Ama AKP iktidarı döneminde başka bir yön kazandı bu baskılar. AKP 2007 genel seçimlerinde ikinci kez iktidar olunca, medyaya dönük yeni tehditler ve baskılar cephesi açtı: Muhalif medyayı vuran rüzgar anadamar medyayı da hedefine alacak şekilde genişledi; gazetecilere dönük darp ve baskılar, gözaltılar, davalar, medya patronlarına çekilen ültimatomlar, baskınlar vs. anadamar medyada da çoğaldı.
Bu, olağan koşullarda iktidar ile bildik denge ve çekişmelerle ilişki kurmaya alışmış sermaye medyası için bocalatıcı olmalı. O bocalamanın biraz da isyan tonundaki ironik örneğini yakın zamanda Hürriyet’in “Sayın Cumhurbaşkanı’na Sesleniyoruz” yazısında gördük.
Neyse, 2007 ve sonraki yıllarda hükümet medyayı kontrol altına alma ve belirleme adımlarını yoğunlaştırdı; büyük medya patronları baskıya, tehdide, büyük maddi cezalara uğramaya başladılar.
Medya mülkiyet yapıları devlet tarafından el koymalar yoluyla dönüşmeye başladı, ilk 2007 yılında TMSF ATV ve Sabah’a el koydu.
13 yıllık süreçte medya açısından ikinci temel dönemeç 2010 Referandumu ve 2011 Genel seçimleri sanıyorum. O süreçten sonra gündelik yaşamın muhafazakarlaşması ve toplumsal baskının yoğunlaşması anlamında iktidarın toplumsal yaşama nefes almadan saldırdığını biliyoruz.
Roboski var, Reyhanlı var, bitimsiz kürtaj yasağı tartışmaları var, alkole ilişkin söylem ve düzenlemeler var… Dahası da var, bunlar aklıma ilk çırpıda gelenler. Bunların birikimi sonraki yıllarda Gezi’de patladı.
Medyaya baktığımızda aklımıza örneğin 2011 Roboski (Uludere) katliamının haberini vermeye korkan medya kanalları geliyor, o haber yaklaşık 14 saat gecikmeyle, bin bir temkinle yayına girmişti.
Sonra 2013 Gezi sürecinde aynı şey yaşandı. Taksim’de direniş ve polis şiddeti yaşanırken, merkez medya olabildiğince uzaklara bakıyordu. Bir kanal penguen belgeseli gösterdiği için dalga konusu oldu.
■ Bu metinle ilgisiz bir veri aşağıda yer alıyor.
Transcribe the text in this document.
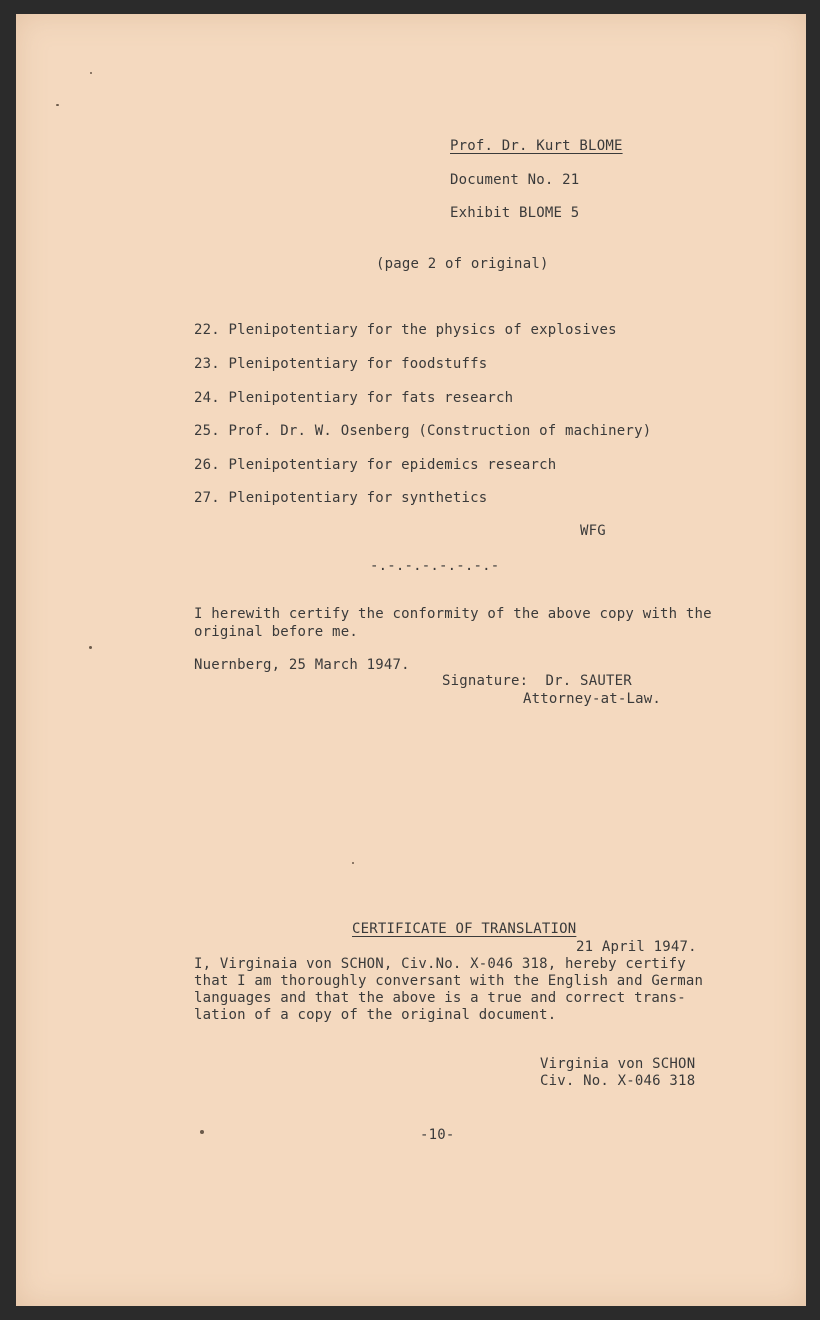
Prof. Dr. Kurt BLOME
Document No. 21
Exhibit BLOME 5
(page 2 of original)
22. Plenipotentiary for the physics of explosives
23. Plenipotentiary for foodstuffs
24. Plenipotentiary for fats research
25. Prof. Dr. W. Osenberg (Construction of machinery)
26. Plenipotentiary for epidemics research
27. Plenipotentiary for synthetics
WFG
-.-.-.-.-.-.-.-
I herewith certify the conformity of the above copy with the
original before me.
Nuernberg, 25 March 1947.
Signature:  Dr. SAUTER
Attorney-at-Law.
CERTIFICATE OF TRANSLATION
21 April 1947.
I, Virginaia von SCHON, Civ.No. X-046 318, hereby certify
that I am thoroughly conversant with the English and German
languages and that the above is a true and correct trans-
lation of a copy of the original document.
Virginia von SCHON
Civ. No. X-046 318
-10-
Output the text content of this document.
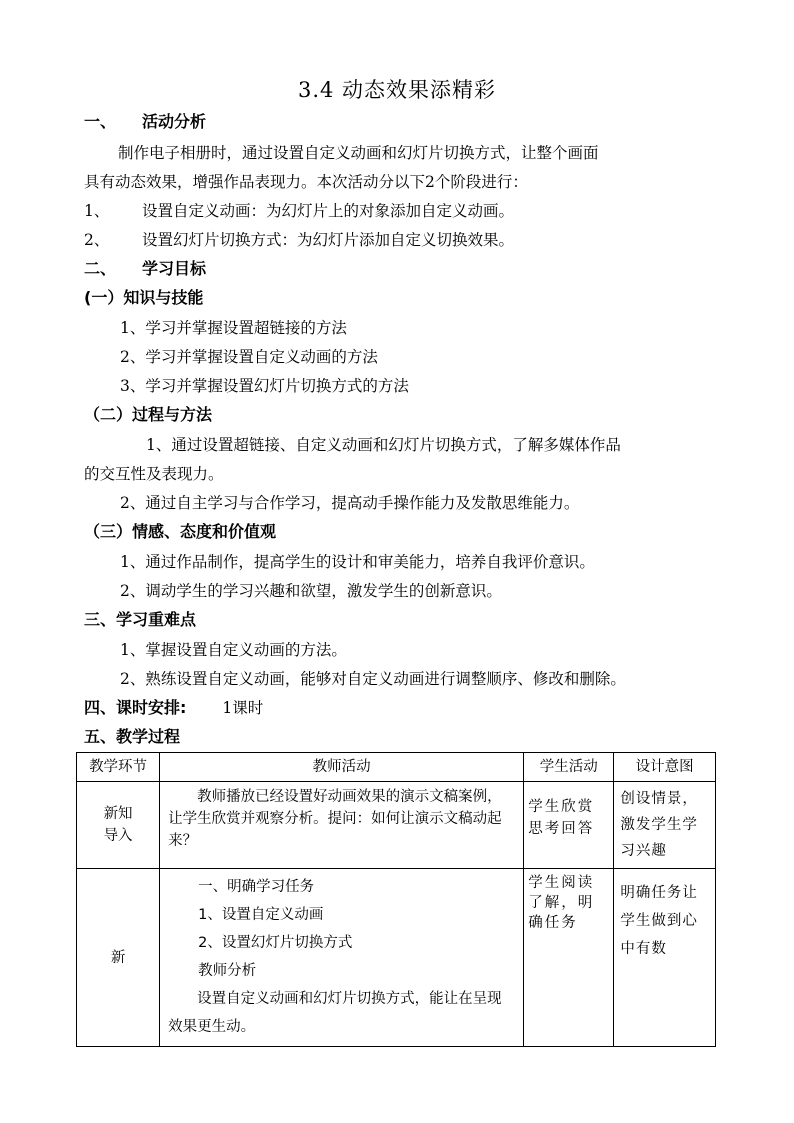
3.4 动态效果添精彩
一、 活动分析
制作电子相册时，通过设置自定义动画和幻灯片切换方式，让整个画面
具有动态效果，增强作品表现力。本次活动分以下2个阶段进行：
1、 设置自定义动画：为幻灯片上的对象添加自定义动画。
2、 设置幻灯片切换方式：为幻灯片添加自定义切换效果。
二、 学习目标
(一）知识与技能
1、学习并掌握设置超链接的方法
2、学习并掌握设置自定义动画的方法
3、学习并掌握设置幻灯片切换方式的方法
（二）过程与方法
1、通过设置超链接、自定义动画和幻灯片切换方式，了解多媒体作品
的交互性及表现力。
2、通过自主学习与合作学习，提高动手操作能力及发散思维能力。
（三）情感、态度和价值观
1、通过作品制作，提高学生的设计和审美能力，培养自我评价意识。
2、调动学生的学习兴趣和欲望，激发学生的创新意识。
三、学习重难点
1、掌握设置自定义动画的方法。
2、熟练设置自定义动画，能够对自定义动画进行调整顺序、修改和删除。
四、课时安排: 1课时
五、教学过程
教学环节	教师活动	学生活动	设计意图

新知
导入	教师播放已经设置好动画效果的演示文稿案例，让学生欣赏并观察分析。提问：如何让演示文稿动起来？	学生欣赏思考回答	创设情景，激发学生学习兴趣

新	一、明确学习任务
1、设置自定义动画
2、设置幻灯片切换方式
教师分析
设置自定义动画和幻灯片切换方式，能让在呈现效果更生动。	学生阅读了解，明确任务	明确任务让学生做到心中有数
Gezi’de dönemin Başbakanının hükümet yanlısı medya kuruluşlarının patronlarına bir alo mesafesinde durduğunu gördük; haberin içeriği ve niteliği Başbakan’ın “alo Fatih”ine bakar oldu. Onun azarları karşısında özürler dileyen ve ağlayan medya patronlarını duyar olduk. Asli mesleği habercilik olmayan bu kişiler haber etiği, habercilik sorumluluğu için bu mahcubiyeti duymayacaklardı elbette…
Yapıdaki büyük dönüşümler haberi ve habercilik deneyimlerini de doğrudan belirler; bu deneyim –öldürdü dersek ümidimiz biter - ağır yaraladı.
Aynı Başbakan’ın twitter için bela, Gezi direnişçileri için çapulcu, terörist, haysiyetsiz sözlerini diline pelesenk ettiğini biliyoruz. Gezi döneminde yüzlerce gazetecinin gözaltına alındığını, onlarcasının darp edildiğini ve işten atıldığını biliyoruz.
Gezi medya içinde öyle bir rüzgara yol açtı ki, işten atılanlar yanında çalıştığı kurumu protesto ederek istifa eden ve internet mecrasında kendi muhalif alanlarını açarak direnmeye çalışan gazeteciler de çok oldu.
Medya içinde muhalif ve iktidar net şekilde ayrışıyordu. Yine bu dönem Üniversitelerin İletişim Fakülteleri’nden işinden atılan akademisyenler oldu.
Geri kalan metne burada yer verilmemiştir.